I mentioned this incident to my therapist I said “They say these phantom shocks are brought on by stress and anxiety. I thought I was doing okay, but maybe I’m not.” Her response? “Maybe parts of you are okay, and parts of you aren’t.” Shh. I’m fine, remember? She followed up, “My take is that you are feeling understandably vulnerable”. Ugh. I reminded her that to me that is the worst of all the feelings and quickly changed the subject. It is much easier to duck and weave from your therapist when you aren’t actually in their office where they can play defense or maybe it is offense…more directly. Also, she was right and I was in the mood to hate that. I feel like I spend a lot of time dealing with my feelings, I’m just not the greatest at truly feeling them. I have good intentions, and I mean to but when it comes down to it most often feelings have to catch me off guard and attack. 

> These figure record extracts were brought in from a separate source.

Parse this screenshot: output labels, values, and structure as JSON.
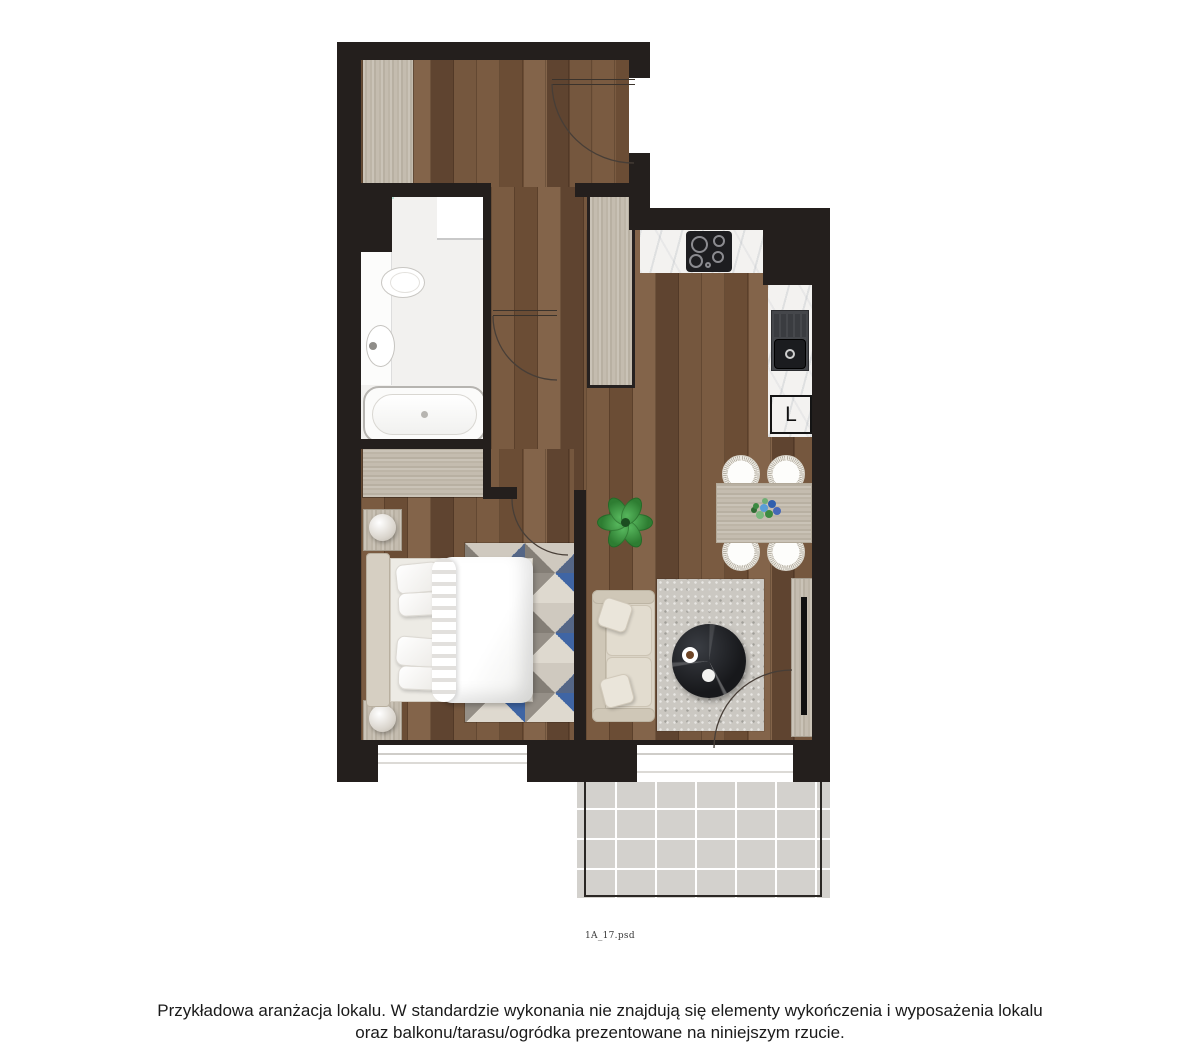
{
  "plan": {
    "filename_label": "1A_17.psd",
    "fridge_label": "L"
  },
  "footer": {
    "line1": "Przykładowa aranżacja lokalu. W standardzie wykonania nie znajdują się elementy wykończenia i wyposażenia lokalu",
    "line2": "oraz balkonu/tarasu/ogródka prezentowane na niniejszym rzucie."
  },
  "colors": {
    "wall": "#241f1d",
    "wood_floor": "#72553c",
    "light_wood": "#c3bbae",
    "marble": "#f3f2f0",
    "balcony_tile": "#d3d1cd",
    "rug_blue": "#3f65a4",
    "rug_gray": "#948e86",
    "rug_cream": "#ded9cf",
    "sofa_beige": "#dbd4c6",
    "plant_green": "#2e7d32",
    "tile_palette": [
      "#5b7fc4",
      "#3d5a9e",
      "#6fb39a",
      "#4a7f6d",
      "#86c3d8",
      "#37536b",
      "#7fb9ae",
      "#2e4a8f",
      "#9ccfc0",
      "#53678a",
      "#406b52",
      "#74a8c9",
      "#355e46",
      "#8bc0d0"
    ]
  }
}
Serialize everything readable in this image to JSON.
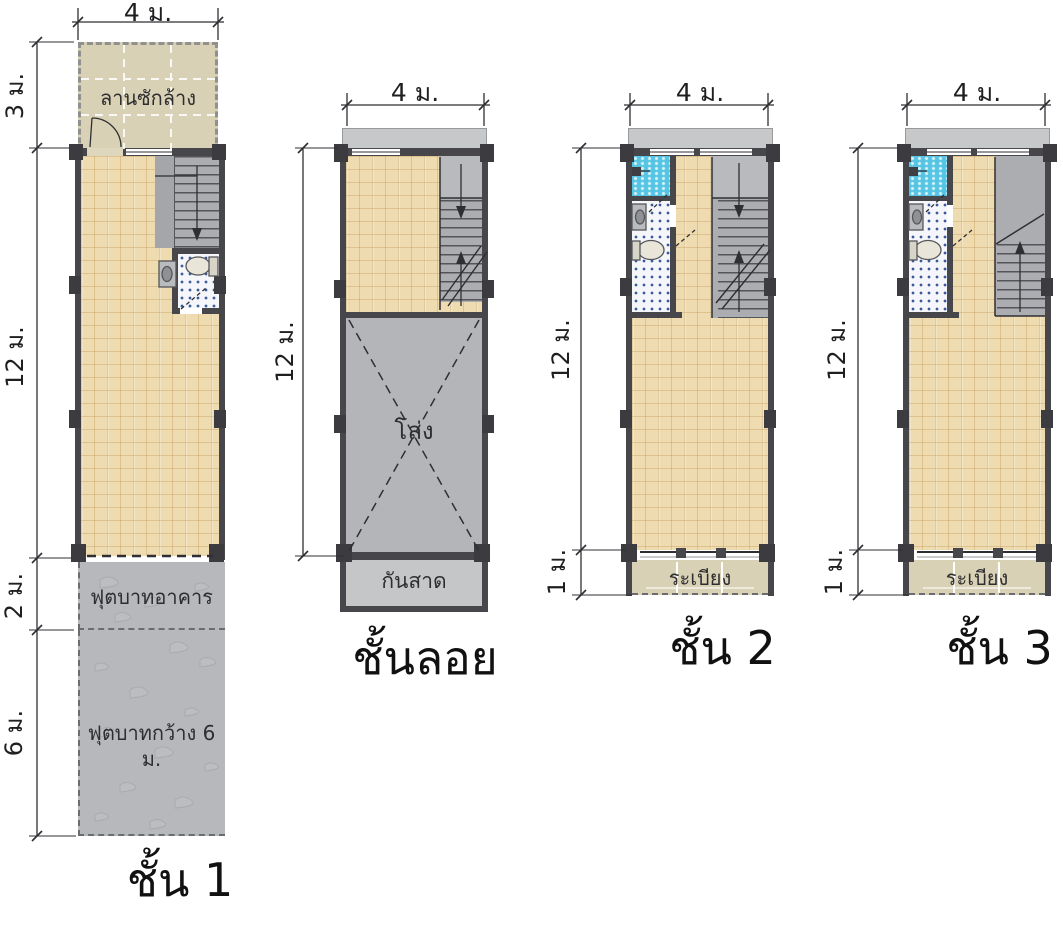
{
  "sheet": {
    "type": "architectural-floor-plans",
    "unit_note": "ม. = meters"
  },
  "colors": {
    "wall": "#47474b",
    "column_post": "#3c3c40",
    "floor_tile": "#eedbb0",
    "stair": "#abadb0",
    "concrete_walkway": "#b6b8bb",
    "laundry_balcony": "#d9d1b5",
    "shower": "#56c5e4",
    "bath_tile_dots": "#39589e",
    "awning": "#c7c8ca",
    "linework": "#2f2f33"
  },
  "plans": [
    {
      "title": "ชั้น 1",
      "dims": {
        "top": "4 ม.",
        "laundry": "3 ม.",
        "building": "12 ม.",
        "walkway_near": "2 ม.",
        "walkway_far": "6 ม."
      },
      "labels": {
        "laundry": "ลานซักล้าง",
        "walkway_near": "ฟุตบาทอาคาร",
        "walkway_far": "ฟุตบาทกว้าง 6 ม."
      }
    },
    {
      "title": "ชั้นลอย",
      "dims": {
        "top": "4 ม.",
        "building": "12 ม."
      },
      "labels": {
        "void": "โล่ง",
        "awning": "กันสาด"
      }
    },
    {
      "title": "ชั้น 2",
      "dims": {
        "top": "4 ม.",
        "building": "12 ม.",
        "balcony": "1 ม."
      },
      "labels": {
        "balcony": "ระเบียง"
      }
    },
    {
      "title": "ชั้น 3",
      "dims": {
        "top": "4 ม.",
        "building": "12 ม.",
        "balcony": "1 ม."
      },
      "labels": {
        "balcony": "ระเบียง"
      }
    }
  ]
}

Case and point an understandable but odd bit of sadness that struck me last night as I was falling asleep (I told you it is always sleeping or bedtime). I have a heart cath coming early next week and I was thinking of the things that I need to get in order beforehand. Suddenly I was completely overwhelmed with sadness. If things move the way my cardiologist predicted this is very likely the last heart cath this heart will have done. I am not particularly keen on heart caths or anything, they certainly don’t hold a lot of happy memories. Though there is that one time that Charlotte got to be my nurse and my femoral artery wouldn’t clot so we got to spend quality time with her applying direct pressure to my groin, that was kind of funny. That same visit Julie was the last nurse standing and we got to hang out until way past her shift ended because they wanted me to have a bed for overnight but one never came so Charlotte vouched for me that this wasn’t my first rodeo and I would return if I started to bleed out, (I did not in fact bleed out). So while I don’t have any particularly fond memories of heart caths it was just the thought of this being the first “last” for this heart. It struck me harder than I would have imagined. Lasts are hard, even if they are for the best.

It doesn’t help that you are talking to the person who personified everything in her youth (and maybe still has that habit). No stuffy slept on the floor for fear that I would hurt their feelings, when my mom got me a “pet net” for the corner above my bed deciding who went up there and who stayed on the bed might as well have been deciding who lived and who died. I guess in a not so subtle way I still feel like that now, this heart has been loyal, it has been through hell and back and done everything that was asked of it and more, replacing it feels like a bit of a betrayal and facing this first, “last” just really drove that thought home. So, the jack-in-the-box popped open and the feelings jumped out. It wasn’t so much the feelings, but the when and why that surprised me. I knew more feelings would come, I think it will continue to be a mystery what causes them and why I react to them. I will meet them as they come, and I will deal with them as they do. I have a target to work with, I have to start looking at the hard thing a bit more, so I can come to terms with what it means to say goodbye to the heart that has carried me when so many said it couldn’t. I have been given the gift of time to grieve and thank my spiteful, spitfire of a friend while it still beats in my chest. Perhaps, like most grief it won’t be something I completely get over, but something that dulls as time passes and acceptance sets in.